Wednesday, April 7, 2010

ASIL Scholarship Awards

Each year, at its annual meeting, the American Society of International Law bestows a number of book and article awards. Here are those presented at the 2010 annual meeting:
  • Certificate of Merit for a preeminent contribution to creative scholarship: Beth Simmons, Mobilizing for Human Rights: International Law in Domestic Politics (Cambridge Univ. Press 2009).
  • Certificate of Merit in a specialized area of international law: Mark Osiel, The End of Reciprocity: Terror, Torture, and the Law of War (Cambridge Univ. Press 2009).
  • Certificate of Merit for high technical craftsmanship and utility to practicing lawyers and scholars: Chester Brown, A Common Law of International Adjudication (Oxford Univ.

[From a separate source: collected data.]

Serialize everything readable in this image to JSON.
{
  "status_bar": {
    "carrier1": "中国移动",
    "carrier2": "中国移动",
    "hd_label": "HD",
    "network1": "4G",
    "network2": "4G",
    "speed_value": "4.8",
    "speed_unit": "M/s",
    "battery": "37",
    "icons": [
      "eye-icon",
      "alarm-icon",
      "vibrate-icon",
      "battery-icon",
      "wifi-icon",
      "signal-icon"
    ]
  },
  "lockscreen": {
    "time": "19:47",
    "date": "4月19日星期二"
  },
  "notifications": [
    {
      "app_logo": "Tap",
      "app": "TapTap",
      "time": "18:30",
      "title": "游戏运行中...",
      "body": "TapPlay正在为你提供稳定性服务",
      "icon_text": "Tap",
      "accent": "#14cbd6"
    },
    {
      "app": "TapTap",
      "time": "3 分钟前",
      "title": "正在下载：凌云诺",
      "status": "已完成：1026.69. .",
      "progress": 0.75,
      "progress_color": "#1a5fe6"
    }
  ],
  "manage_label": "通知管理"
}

Press 2007).
  • Francis Deák Prize: Jacob Katz Cogan, Representation and Power in International Organization: The Operational Constitution and Its Critics, 103 AJIL 209 (2009), and Galit A. Sarfaty, Why Culture Matters in International Institutions: The Marginality of Human Rights at the World Bank, 103 AJIL 647 (2009).
  • Lieber Prize: (book) James A. Green, The International Court of Justice and Self-Defense in International Law (Hart Publishing 2009), and (article) Robert Sloane, The Cost of Conflation: Preserving the Dualism of the Jus ad Bellum and the Jus in Bello in the Contemporary Law of War, 34 Yale Journal of International Law 47 (2009).
  • Lieber Society Military Prize: Sean Watts, Combatant Status and Computer Network Attack, 50 Virginia Journal of International Law 391 (2010).
  • Private International Law Prize: Alex Mills, "Subsidiarity and the Conflict of Laws in the European Union and United States."

Also noteworthy is the election or re-election of four individuals to the American Journal of International Law's Board of Editors. They include: Christine M. Chinkin; John R. Crook (re-elected); Laurence R. Helfer; and Ruth Wedgwood.